What Simmons has noticed applies largely across the board. “It’s everybody’s problem,” Zurbriggen says. Certain groups, such as African American and Latina women have been able to resist media stereotypes better than others, Zurbriggen says, but the sexualization of girls in the media affects us all to some extent. More research about girls of color, lesbian, bisexual, questioning, and transgendered girls, girls with disabilities, people of different socioeconomic backgrounds and geographic regions is still needed, according to the report.
It’s easy to write off Miley Cyrus as an extreme example of a girl gone wild. But you can’t ignore the widespread consequences of the sexualization of girls in the media.
Here are some consequences the APA task force identified.
It’s harder to think and feel. In one test of college-aged women, those wearing bathing suits had a harder time completing math problems than those wearing sweaters, because they were preoccupied with their bodies. On the emotional side, sexualization and objectification can make a person feel ashamed or anxious.

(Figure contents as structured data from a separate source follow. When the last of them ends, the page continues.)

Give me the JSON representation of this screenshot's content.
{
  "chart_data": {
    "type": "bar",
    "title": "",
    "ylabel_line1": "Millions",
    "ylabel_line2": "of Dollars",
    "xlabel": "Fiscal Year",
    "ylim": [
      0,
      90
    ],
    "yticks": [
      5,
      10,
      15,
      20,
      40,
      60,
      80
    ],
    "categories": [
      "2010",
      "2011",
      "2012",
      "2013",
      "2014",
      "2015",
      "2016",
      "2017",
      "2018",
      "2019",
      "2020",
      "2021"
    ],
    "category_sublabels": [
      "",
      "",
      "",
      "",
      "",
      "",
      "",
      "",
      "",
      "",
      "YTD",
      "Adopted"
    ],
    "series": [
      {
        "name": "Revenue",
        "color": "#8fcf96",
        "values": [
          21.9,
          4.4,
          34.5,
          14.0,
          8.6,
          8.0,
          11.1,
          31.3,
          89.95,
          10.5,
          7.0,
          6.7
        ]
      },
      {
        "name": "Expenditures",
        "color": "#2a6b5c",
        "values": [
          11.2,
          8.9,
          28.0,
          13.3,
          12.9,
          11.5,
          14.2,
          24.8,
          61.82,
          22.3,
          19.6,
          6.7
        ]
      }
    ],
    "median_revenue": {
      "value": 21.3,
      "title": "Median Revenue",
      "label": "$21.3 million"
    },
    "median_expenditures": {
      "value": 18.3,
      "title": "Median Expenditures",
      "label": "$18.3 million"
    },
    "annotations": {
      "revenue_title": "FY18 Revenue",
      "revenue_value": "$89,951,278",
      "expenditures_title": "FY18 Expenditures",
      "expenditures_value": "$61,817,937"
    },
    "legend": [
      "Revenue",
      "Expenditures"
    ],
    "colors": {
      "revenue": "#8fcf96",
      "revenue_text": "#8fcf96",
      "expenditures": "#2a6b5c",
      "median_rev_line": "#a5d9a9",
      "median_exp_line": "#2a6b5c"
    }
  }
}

- Research links sexualization with eating disorders, low self-esteem and depression.
- It stunts the development of healthy sexuality, from unrealistic expectations about sex to decreased condom use.
- Viewing sexualized media often shapes a girl’s attitudes and beliefs. She’ll be more likely to place a high value on looks and support this type of media.
- Boys and men also take a hit. They may undertake a long, unfulfilling search to find a partner who conforms to the media’s narrow standard of “attractiveness.” Their relationships will be shallow, not intimate. Boys’ sexual harassment of girls, and attitudes toward sexual violence are also shaped by media stereotypes.
- Older women feel pressure to look young so they still fit into society’s mold.
Even with so much research showing the consequences of sexualizing girls, Dora is still getting a makeover. Some questions remain: why? Why are these images so pervasive in society? Why are parents letting their daughters imitate superstars? And why are girls buying in?
Many political and sociological factors play into the answer to this question, Zurbriggen says. Companies may be trying to expand the market for their products. For example, if a lip-gloss manufacturer creates ads of 8-year-olds puckering up for the camera, there are more people willing to buy their products. The proliferation of internet pornography may also be driving the sexualized images of young girls.